As Maui ends, so will the petrochemical industry. CHRIS DANIELS reports.
Gas will increase in price - up to threefold - once the mighty Maui gas field moves into old age, bringing with it the death of the local petrochemicals industry.
Latest computer projections have revealed that Maui gas will run out two years earlier than expected, in 2007 rather than 2009.
What happens after that is exercising the top minds in New Zealand's oil and gas industry, gathered in Auckland for the biennial New Zealand Petroleum Conference.
In what was considered something of a coup for conference organisers, yesterday's keynote speaker was Opec secretary-general Dr Ali Rodriguez-Araque.
Dr Rodriguez-Araque, who is the highest-ranking Opec official to visit New Zealand, told the conference the oil cartel's role would become more important to the world's economy.
Opec countries are predicted to produce 42 per cent of all global supply in 2010, rising to more than 50 per cent in 2020.
More than three-quarters of the world's oil reserves are in Opec member countries.
He later told a press conference that New Zealand, with its small but expanding oil production, must play its part along with other smaller nations, in helping to keep the price of oil stable.
Elsewhere at the conference, discussion centred on the impact of Maui gas running out.
The manager of the Energy Markets and Information Services group at the Ministry of Economic Development, Andrew Smith, said that despite the early running down of the Maui field, there were enough reserves of gas to supply the commercial and residential reticulated market for at least the next 20 years.
"This does not mean a shortfall or a supply gap," he said. "Just that the cost will increase."
The petrochemical industry, however, which uses around 40 per cent of all gas production, would not be able to continue.
There was plenty of gas available for the high-value reticulated market, and significant amounts for electricity generation, Mr Smith said.

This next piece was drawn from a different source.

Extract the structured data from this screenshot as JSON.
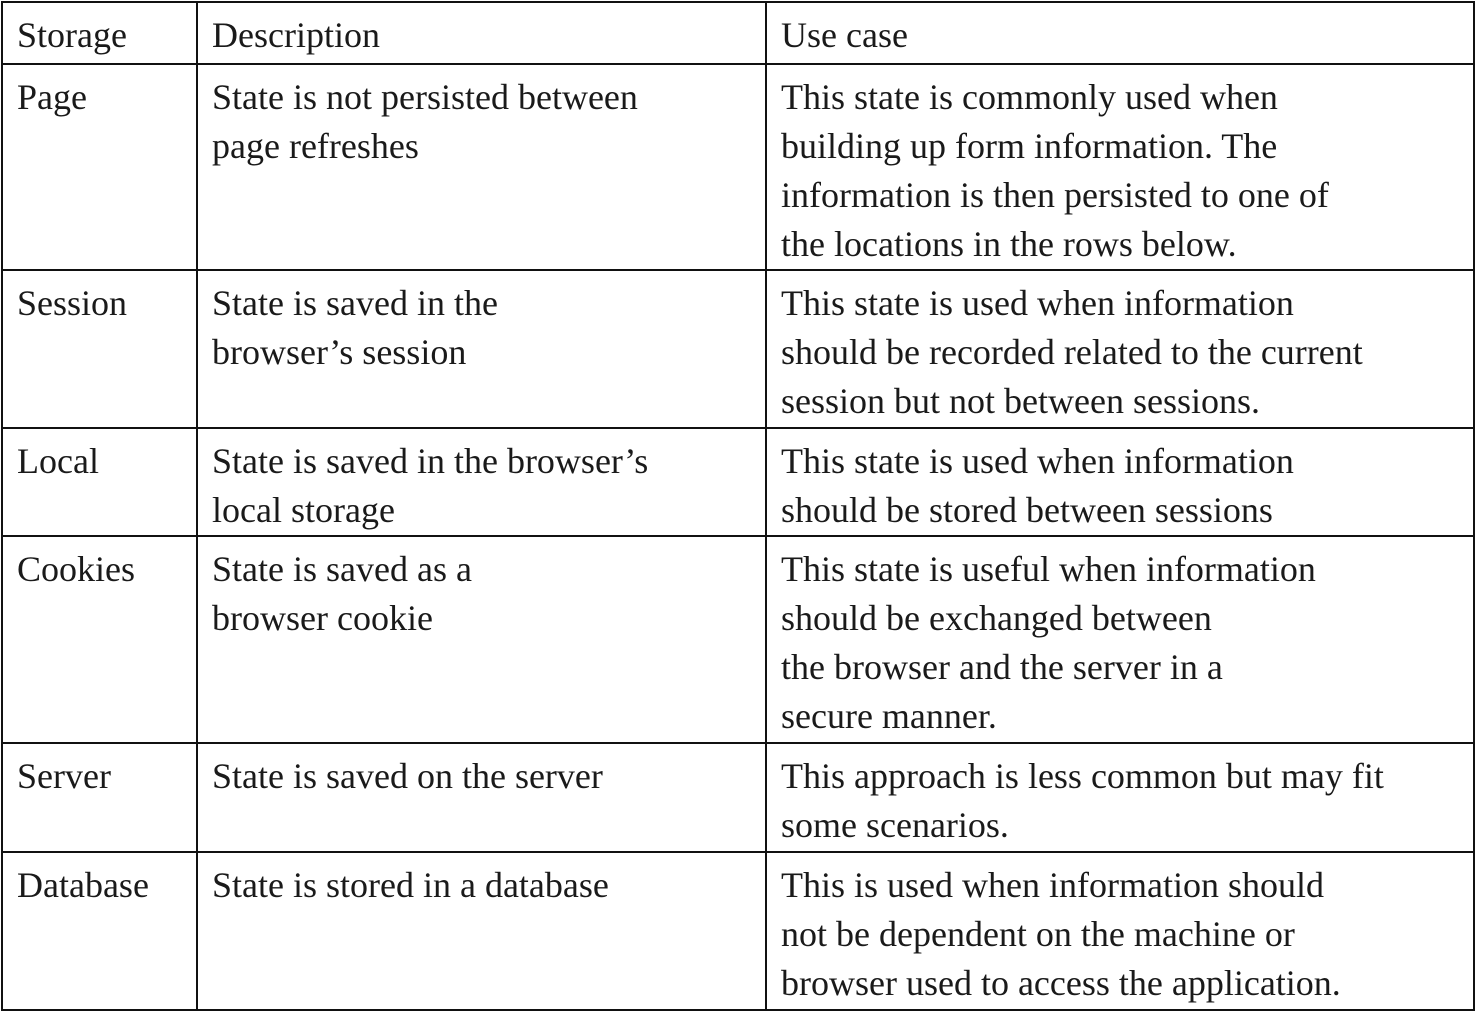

But the move away from one big gas field to a number of smaller fields, such as the new Pohokura field, did carry risks.
During last year's dry, cold winter, when thermal power stations were running at full capacity to make up for the lack of electricity coming from the South Island hydro dams, the operators of the Maui field were able to "open up the tap"and increase production by up to 30 per cent.
This would not be possible with the new, smaller fields that will supply the power stations in the future.
A need for a sustained increase in the price of natural gas was also endorsed by Malcolm Alexander, of M-Co, the company that manages the wholesale electricity market.
Mr Alexander said the increased gas price would have a flow-on effect to the electricity market.
"It would mean even higher prices [of electricity] if gas was no longer available for generation," he said.
Shell took the opportunity yesterday, while the big companies in the oil and gas industry were in one place, to announce the sale of its interests in the Taranaki Kaimiro oil and gas field to Greymouth Petroleum.
These interests, previously owned by Fletcher Challenge Energy, were part of the divestment forced on Shell by the Commerce Commission when it bought FCE last year.
Greymouth Petroleum was a member of the Peak Petroleum consortium that made a late run to buy Fletcher Energy last year, eventually forcing Shell to increase the price it paid Fletcher shareholders for the company.